I previously knew nothing about the TWF NO GF subculture although I am familiar with incels and other terms found within the film. The film can be unstructured at times and feel like you’re jumping from Twitter feed to Twitter feed, but considering its subject matter, it kind of works.
I found the documentary fascinating. Many people will say TWF NO GF is a dangerous film because it gives a voice to people who arguably don’t deserve the spotlight. Several of these people probably said the same thing about Joker. I can understand that viewpoint, but it doesn’t apply here, just like it didn’t with Joker.

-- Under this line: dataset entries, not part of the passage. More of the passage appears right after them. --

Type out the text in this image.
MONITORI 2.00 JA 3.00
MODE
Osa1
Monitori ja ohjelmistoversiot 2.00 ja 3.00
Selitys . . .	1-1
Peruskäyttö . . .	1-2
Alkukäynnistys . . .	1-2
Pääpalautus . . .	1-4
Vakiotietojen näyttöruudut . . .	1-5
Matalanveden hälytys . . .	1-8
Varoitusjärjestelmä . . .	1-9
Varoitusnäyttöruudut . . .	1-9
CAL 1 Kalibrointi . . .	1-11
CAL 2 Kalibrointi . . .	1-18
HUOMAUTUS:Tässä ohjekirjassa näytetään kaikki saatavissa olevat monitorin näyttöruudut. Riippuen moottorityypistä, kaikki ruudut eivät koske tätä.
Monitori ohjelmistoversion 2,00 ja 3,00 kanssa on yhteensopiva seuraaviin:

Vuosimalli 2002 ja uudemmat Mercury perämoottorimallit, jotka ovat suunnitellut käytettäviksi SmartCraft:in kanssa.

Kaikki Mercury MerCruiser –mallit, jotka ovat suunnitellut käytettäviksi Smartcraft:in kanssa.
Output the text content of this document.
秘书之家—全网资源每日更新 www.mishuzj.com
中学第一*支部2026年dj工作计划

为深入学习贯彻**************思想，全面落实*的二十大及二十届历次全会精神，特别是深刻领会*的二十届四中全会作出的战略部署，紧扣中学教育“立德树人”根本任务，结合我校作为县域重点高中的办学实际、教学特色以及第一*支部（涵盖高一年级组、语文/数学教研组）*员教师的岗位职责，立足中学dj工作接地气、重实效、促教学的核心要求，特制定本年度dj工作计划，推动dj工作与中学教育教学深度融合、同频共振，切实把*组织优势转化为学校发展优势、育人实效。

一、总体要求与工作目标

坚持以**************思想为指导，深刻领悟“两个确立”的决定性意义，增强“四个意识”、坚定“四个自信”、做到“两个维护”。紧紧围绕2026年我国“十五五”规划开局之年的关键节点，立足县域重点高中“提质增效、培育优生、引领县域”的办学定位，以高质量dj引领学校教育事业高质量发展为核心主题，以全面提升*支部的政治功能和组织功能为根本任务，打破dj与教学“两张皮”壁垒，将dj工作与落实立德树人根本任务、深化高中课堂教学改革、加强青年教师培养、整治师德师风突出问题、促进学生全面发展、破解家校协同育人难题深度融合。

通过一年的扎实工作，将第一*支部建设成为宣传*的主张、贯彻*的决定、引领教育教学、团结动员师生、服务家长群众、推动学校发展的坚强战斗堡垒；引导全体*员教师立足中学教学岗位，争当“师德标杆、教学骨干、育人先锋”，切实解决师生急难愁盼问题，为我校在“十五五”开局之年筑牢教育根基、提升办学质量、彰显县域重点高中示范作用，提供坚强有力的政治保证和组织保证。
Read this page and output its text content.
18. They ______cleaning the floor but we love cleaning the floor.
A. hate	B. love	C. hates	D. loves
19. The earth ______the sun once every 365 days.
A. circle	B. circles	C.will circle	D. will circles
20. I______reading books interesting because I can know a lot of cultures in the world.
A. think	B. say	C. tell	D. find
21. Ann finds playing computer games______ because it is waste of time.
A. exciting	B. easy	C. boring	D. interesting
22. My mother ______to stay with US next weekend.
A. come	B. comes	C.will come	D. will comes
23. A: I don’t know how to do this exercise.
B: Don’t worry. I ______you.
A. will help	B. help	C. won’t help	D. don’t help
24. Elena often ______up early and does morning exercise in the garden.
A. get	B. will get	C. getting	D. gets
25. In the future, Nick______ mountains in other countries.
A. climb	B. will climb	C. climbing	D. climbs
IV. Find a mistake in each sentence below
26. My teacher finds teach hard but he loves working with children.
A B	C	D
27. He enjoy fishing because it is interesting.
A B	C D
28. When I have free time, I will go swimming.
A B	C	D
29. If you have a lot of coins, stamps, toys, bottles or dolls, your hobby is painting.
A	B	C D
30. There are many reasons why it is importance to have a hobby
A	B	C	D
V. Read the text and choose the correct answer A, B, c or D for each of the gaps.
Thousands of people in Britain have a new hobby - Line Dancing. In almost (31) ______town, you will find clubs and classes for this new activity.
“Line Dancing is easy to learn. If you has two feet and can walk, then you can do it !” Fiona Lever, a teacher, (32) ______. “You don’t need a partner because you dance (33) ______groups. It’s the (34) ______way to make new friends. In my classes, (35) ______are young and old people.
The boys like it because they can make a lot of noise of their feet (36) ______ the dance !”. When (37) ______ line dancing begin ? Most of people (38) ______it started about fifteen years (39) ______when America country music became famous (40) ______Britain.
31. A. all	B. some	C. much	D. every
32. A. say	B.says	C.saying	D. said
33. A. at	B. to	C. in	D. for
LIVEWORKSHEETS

TFW NO GF’s subjects are young men who spend their time trolling the Internet, pissing off people just for the thrill of it. Often using profanity, racism, and misogyny to do it. Sometimes they don’t even agree with what they post. They’re the kind of people who want to get a reaction because they’re not getting any attention in their real lives from being themselves. So, they develop these overly toxic personas and use them on people to try to feel or be a part of something. It’s the only interaction they may have with a person all day. It’s both sad and infuriating to watch.
What prevents TWF NO GF from being dangerous is its refusal to give the subjects a platform to spout their ideals in a harmful way. Director Alex Lee Moyer maintains a distance from the subjects despite being heavily focused on them. This distance prevents the documentary from potentially becoming a propaganda piece. The documentary feels less like a showcase of their opinions and more of a closer look into the kind of people that are in the TWF NO GF subculture, what they think, and trying to figure out how they got to where they are. The ending alone is enough to show it’s not dangerous. Alex Lee Moyer isn’t trying to provoke anyone in the subculture or radicalize anyone into joining.
TWF NO GF gets overly preachy and optimistic at the end, which may feel sanctimonious, but is really what the film needs considering a great portion of the film’s audience will be incels and NEETs. The documentary shows there’s light at the end of the tunnel for these guys. Ultimately, that is exactly what guys within the TWF NO GF subculture need to hear. And they need to hear it from the guys who used to be just like them.